Les créations chorégraphiques de ce milieu du XXe siècle peuvent-elles se comparer à celles des Ballets russes? Ceux-ci se déroulèrent dans un étrange climat de révolution picturale et musicale qui émerveilla les contemporains. Il faut lire les effusions passionnées de la comtesse de Noailles s’écriant, par exemple, au lendemain de la première soirée de Shéhérazade, au printemps de 1909: « Il semblait que la création du monde ajoutât quelque chose à son septième jour (...) Je voyais ce qui n’avait point existé encore ». Et plus loin, à propos de Nijinsky, le poète du Coeur innombrable ajoutait : « Qui a vu danser Nijinsky reste appauvri à jamais de son absence (...) Qui ne l’a pas vu ignorera toujours ce qu’est un adolescent puissant, ivre de force rythmique, terrifiant par le ressort des muscles, comme l’est, pour un enfant dans la prairie, la sauterelle faisant jouer la coudure altière de sa jambe d’acier ».
Aujourd’hui, la révolution est faite et nous sommes, en quelque sorte, au bout de nos surprises.
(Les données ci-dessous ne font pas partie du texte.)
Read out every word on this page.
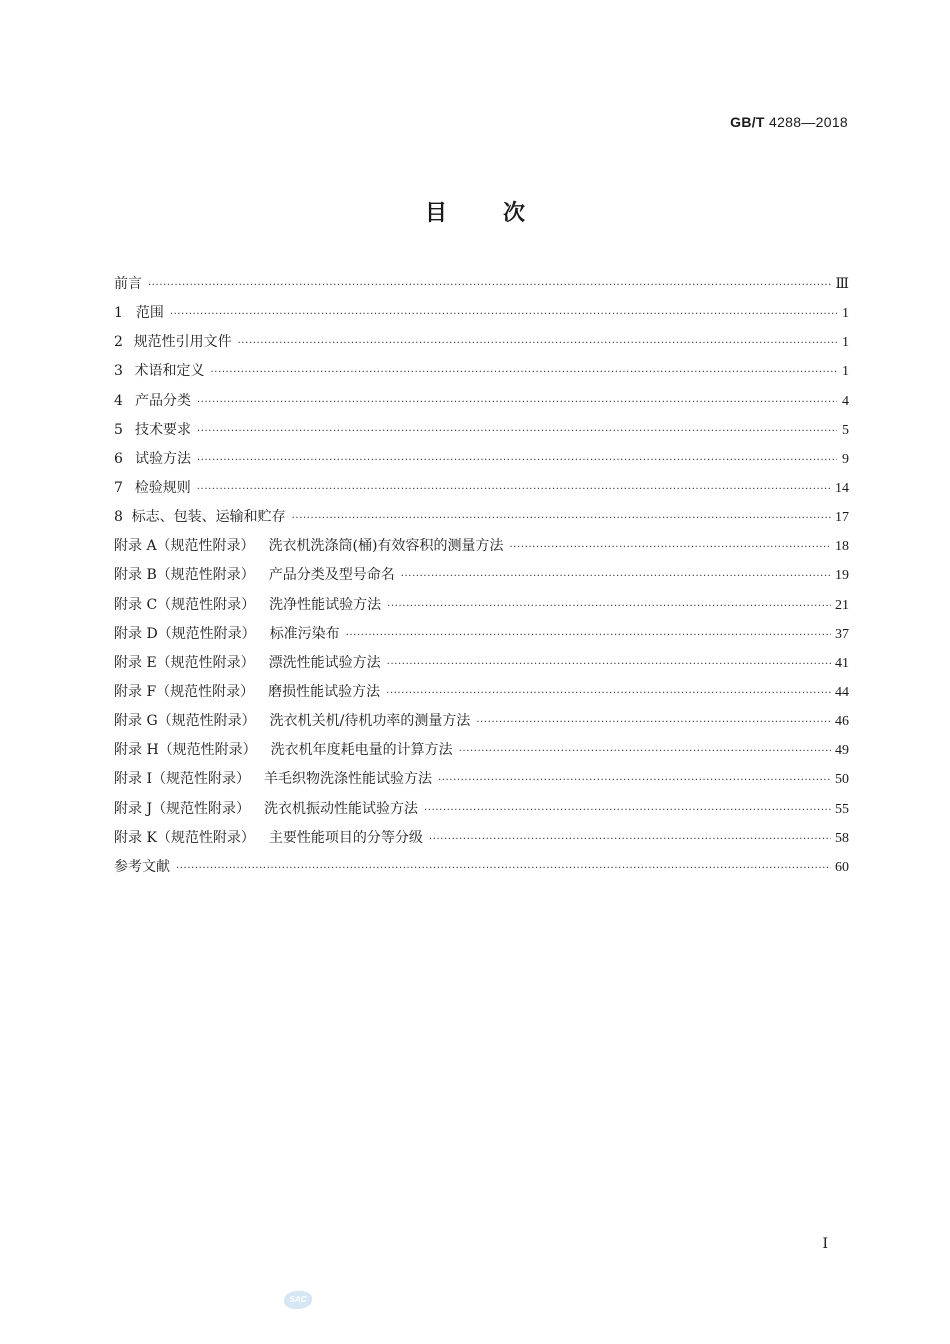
GB/T 4288—2018
目次
前言 ·····	Ⅲ
1 范围 ·····	1
2 规范性引用文件 ·····	1
3 术语和定义 ·····	1
4 产品分类 ·····	4
5 技术要求 ·····	5
6 试验方法 ·····	9
7 检验规则 ·····	14
8 标志、包装、运输和贮存 ·····	17
附录 A（规范性附录） 洗衣机洗涤筒(桶)有效容积的测量方法 ·····	18
附录 B（规范性附录） 产品分类及型号命名 ·····	19
附录 C（规范性附录） 洗净性能试验方法 ·····	21
附录 D（规范性附录） 标准污染布 ·····	37
附录 E（规范性附录） 漂洗性能试验方法 ·····	41
附录 F（规范性附录） 磨损性能试验方法 ·····	44
附录 G（规范性附录） 洗衣机关机/待机功率的测量方法 ·····	46
附录 H（规范性附录） 洗衣机年度耗电量的计算方法 ·····	49
附录 I（规范性附录） 羊毛织物洗涤性能试验方法 ·····	50
附录 J（规范性附录） 洗衣机振动性能试验方法 ·····	55
附录 K（规范性附录） 主要性能项目的分等分级 ·····	58
参考文献 ·····	60
Ⅰ
SAC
Nous n’avons plus ni Nijinsky, ni Pavlova, et malgré l’efflorescence profuse du ballet, aucun danseur n’est assez parfait, de nos jours, pour susciter un lyrisme aussi fervent que celui de la comtesse de Noailles.
Nous pourrions décrire le chassé-croisé international des compagnies européennes, américaines, asiatiques ou africaines apportant à toutes les capitales, et parfois même dans les plus petites villes, des joies nouvelles et surtout le délicat plaisir de comparer des techniques variées ou les diverses manières d’interpréter les grands classiques du ballet. La ronde ne se dénoue jamais, et à peine avons-nous épuisé les sortilèges orientaux que d’Espagne ou de Danemark d’autres surprises nous arrivent comme pour maintenir sans cesse en alerte notre inépuisable curiosité.
Et cependant, après avoir proliféré en tous sens, après avoir cédé au surréalisme aussi bien qu’à l’expressionnisme, le ballet marque, cette saison, un temps d’arrêt, comme s’il n’arrivait pas à digérer sa richesse. L’heure est donc favorable pour faire le point, pour dénombrer les pouvoirs de cet art toujours neuf et pour en mesurer les limites.
Le ballet moderne
(410-413)
La modernité, dans le ballet d’aujourd’hui, est représentée, avant tout, par Roland Petit. Hâtons-nous d’en parler avant que l’expérience des Ballets de Paris ne prenne fin, car on prête à Roland Petit – plus souvent à Hollywood qu’à Paris – le dessein de faire de l’opérette à grand spectacle. Même si son effort ne devait avoir qu’une valeur « historique », il vaudrait d’être rappelé car il constitue un moment de l’esthétique chorégraphique de notre temps. Des Forains (de Sauget) au Loup (de Dutilleux) en passant par Le jeune homme et la mort (imaginé par Cocteau), Roland Petit a déployé toute une gamme de spectacles dansants qui témoignent d’une étourdissante fantaisie et d’une inépuisable imagination scénique.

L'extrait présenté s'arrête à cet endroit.